For the first time, as I stood before a large audience of modern students, I felt that the word father had become a term from a foreign language, an ancient language, a language that has fallen out of use and now is solely of interest to archaeologists. Some students wanted to learn more about this strange new concept. Others couldn’t have cares less. But for nearly all of them the fatherhood was a construct as old fashioned as wide ties and tight shorts.

Affected by this change, I began to ask fundamental questions; does a person have to be a male to be a father? Are we moving beyond or away from fatherhood because we are moving beyond or away from masculinity? Do we no longer nurture the image of fatherhood because we no longer want to nurture the image of masculinity?

More importantly, what kind of identity will our boys grow into if it is no longer possible for them to become men? Does the disappearance of the father from our experience mean that our culture will become homogenous, and how is this lack of diversity which even now is spreading like a silent plague, affecting our children’s development?

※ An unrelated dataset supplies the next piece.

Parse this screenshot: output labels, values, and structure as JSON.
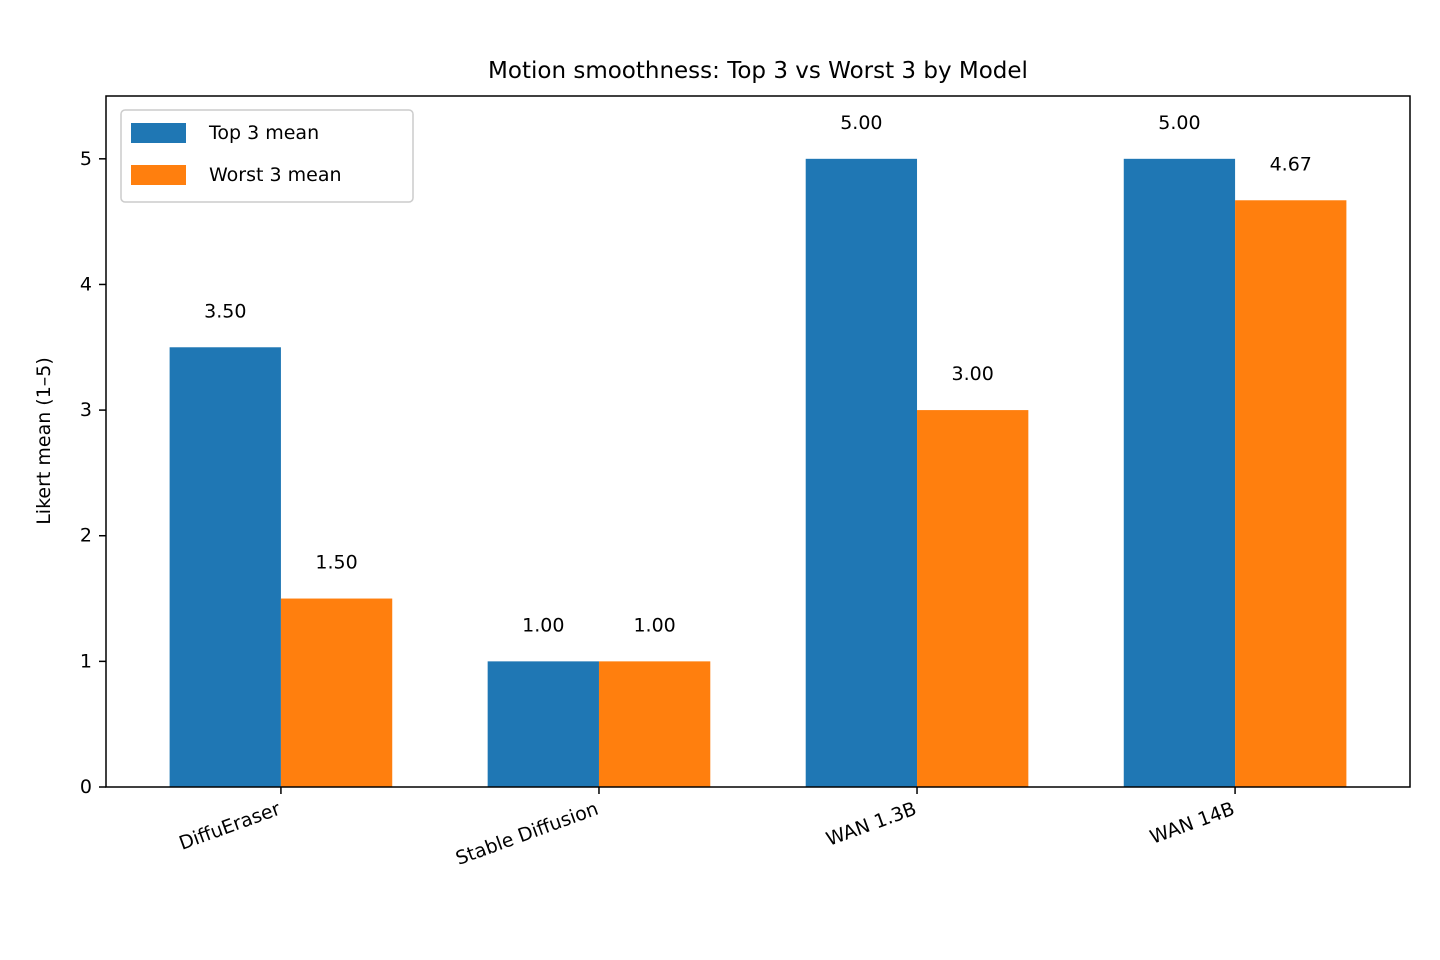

As I sat signing books after the presentation a Hispanic woman approached me and wondered how she could help her teen-age son, who had lost his father to divorce, become a healthy, productive man. She clearly cared deeply about her son and I thought, and said, how lucky he was to have such a mother. And maybe, if his father is responsible and she is accepting, I said, he may come back into his life. Maybe the hole her son feels about his father is the same hole the father feels about his son, and they will be drawn together like planets approaching each others sphere of gravity.

She smiled, knowing what she knew about her son, and his father, but was not willing at that moment to share.

If its not too late, she said, If its not too late.